When he returned to his office, the plane came through the building. All of his friends in the Command Center were killed. He recalls how the Captain in his office screamed “it’s a f_____g plane!” and he actually saw part of the plane come through the wall. On impact, he was thrown from his desk, the lights went out and the doors were sealed shut. He remembers trying to find a door in the darkness and the smell of burnt flesh and jet fuel, screaming…crying and the panic of trying to escape. When he got out of the door, he saw a woman who was on fire and tried to drag her to the entrance. 

One of the men who perished at the Pentagon on 9/11  was called “The Candy Man” because he loved to stuff his pockets full of Werther’s Original hard candy and pass them out to the ladies. One of my office mates still keeps the piece of candy he had given her that very morning. She said she will never throw it away. 

The Military Assistant in our office recounted his memories of 9/11. He was in a conference room. On impact, the room shook and the walls came crashing down. He was thrown across the room. The heavy tables and equipment were tossed on him. He was in the dark and could smell burning flesh and jet fuel. He was able to get out of the room. Looking out of a window (that faced other windows to the outer rings of the Pentagon) he could see people trying to break the windows with chairs. All were on fire. Their clothes were burning off. They were desperately trying to get out of the window by trying to break the windows with chairs and escape while screaming and crying.

He was able to escape the Pentagon but he felt he needed to go back in and rescue people. He did. He kept telling me about the odor of burnt flesh. He dragged a few people to safety but he didn’t know if they even survived because they were so badly burned.  On the day he told me his eyewitness story, he said that he would never talk about it again.

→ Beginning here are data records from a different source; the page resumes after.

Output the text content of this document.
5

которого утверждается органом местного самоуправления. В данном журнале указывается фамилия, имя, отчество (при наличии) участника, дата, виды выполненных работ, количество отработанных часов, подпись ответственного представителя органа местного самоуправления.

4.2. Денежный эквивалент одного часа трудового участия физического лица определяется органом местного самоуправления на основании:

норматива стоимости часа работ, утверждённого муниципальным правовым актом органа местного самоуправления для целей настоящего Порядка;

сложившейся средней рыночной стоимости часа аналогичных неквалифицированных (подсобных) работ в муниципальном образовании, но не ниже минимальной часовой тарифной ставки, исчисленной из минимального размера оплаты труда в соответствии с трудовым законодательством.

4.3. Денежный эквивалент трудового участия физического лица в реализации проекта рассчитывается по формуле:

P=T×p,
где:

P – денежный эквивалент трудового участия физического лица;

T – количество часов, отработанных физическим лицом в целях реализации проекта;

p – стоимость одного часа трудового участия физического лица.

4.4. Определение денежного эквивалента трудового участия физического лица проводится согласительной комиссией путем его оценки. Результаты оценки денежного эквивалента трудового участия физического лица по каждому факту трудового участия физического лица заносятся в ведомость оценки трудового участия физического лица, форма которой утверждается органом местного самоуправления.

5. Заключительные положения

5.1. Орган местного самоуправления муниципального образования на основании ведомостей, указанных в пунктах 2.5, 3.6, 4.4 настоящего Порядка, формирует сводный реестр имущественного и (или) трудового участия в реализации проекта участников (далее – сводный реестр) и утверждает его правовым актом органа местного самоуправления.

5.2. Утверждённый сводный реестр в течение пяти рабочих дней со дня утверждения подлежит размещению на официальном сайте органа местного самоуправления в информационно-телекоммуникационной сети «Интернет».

I think he was trying to rid himself of the nightmares by getting it out of his system.

White House press statement released Thursday noted,  The president would “speak about what the day means and the sacrifices of thousands, not just at the Pentagon, but in Pennsylvania and certainly and most obviously in New York,” The president  pledged to “apprehend all those who perpetrated these heinous crimes, seek justice for those who were killed and defend against all threats to our national security.”

Some of these people are family members of those who perished on that horrible day. Others, like myself, will be in mourning as well. We didn’t lose a loved one, but we were witness to a painful day in our nation’s history. One that will always be with us.